Boss is desperately trying to be the next Wire or Sopranos and Grammer is supposed to get it there. But there’s a problem: Grammer is a giant ham. In all his best roles – Frasier Crane, Sideshow Bob, the wonderful, grift-running version of himself he played on 30 Rock – Grammer is bombastic and pompous, but it’s mostly for comedic effect.

Whenever he plays it straight, things go badly wrong. Think of his role as King Herod in National Geographic’s adaptation of Killing Jesus by Bill O’Reilly. Or Guardians of the Tomb, the Chinese-Australian horror B-movie about giant funnel web spiders where he screams about “becoming God”.

As Kane, Grammer hams it up harder than ever. The results are spectacular. You will never hear an actor milk a line like “Somebody … get me some water!” the way Grammer does.
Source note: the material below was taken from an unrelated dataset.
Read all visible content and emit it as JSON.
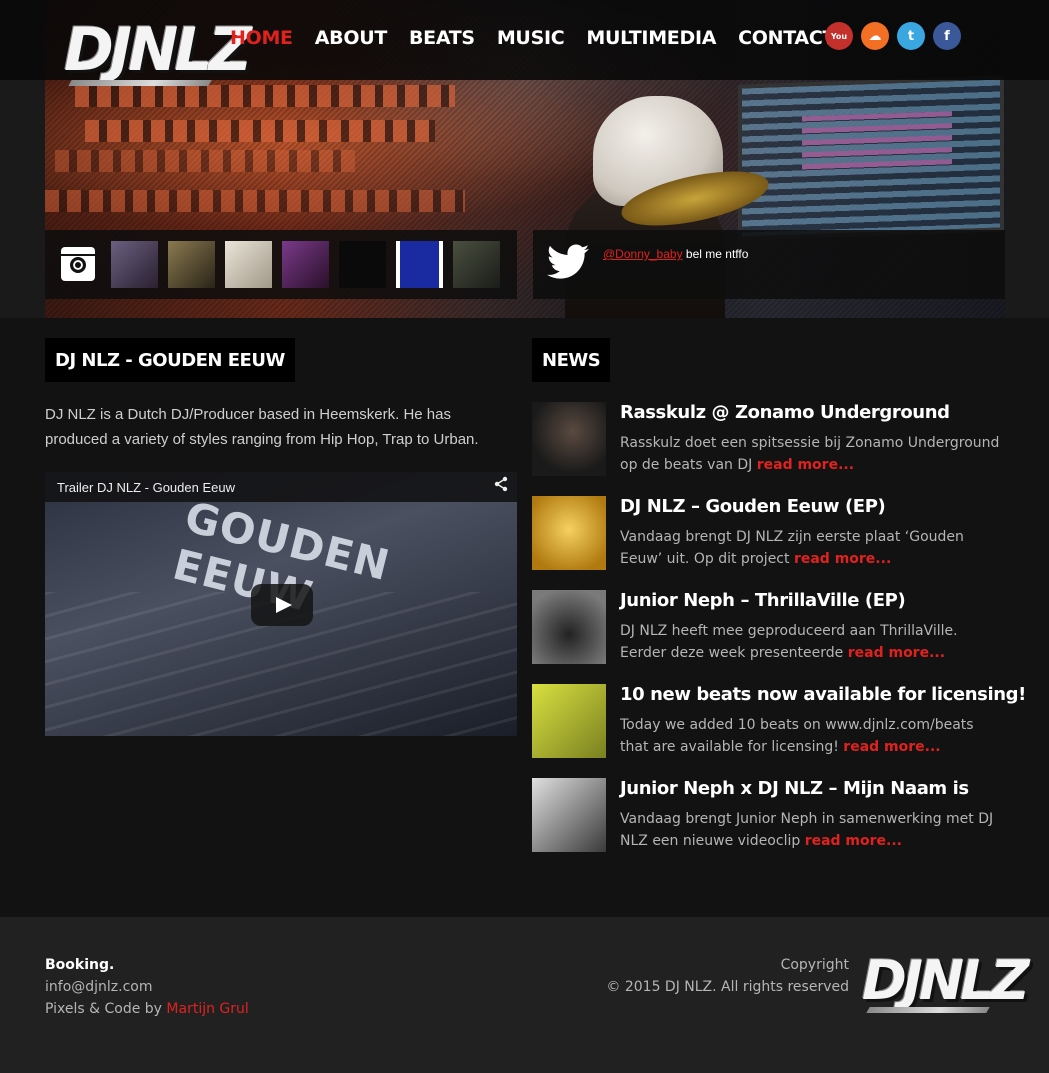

There are moments where Boss is genuinely good. When Kane stops chewing the scenery and confronts the awful truth of his illness, he is devastatingly vulnerable. Some of his fumbling attempts to reconnect with his estranged wife and daughter are touching and bitterly sad.

But you forget those moments when Boss serves up yet another wildly implausible, ridiculously graphic public sex scene between Kane’s aide and his political protege. Or another Kane rant about “the greater fuckin’ glory of this glorious fuckin’ city!” while he twists someone’s ear like Miss Trunchbull in Matilda.

Boss is the perfect lockdown binge. After you’ve run out of shows and isolation has destroyed your higher brain functions, it will be there to embrace the chaos with you.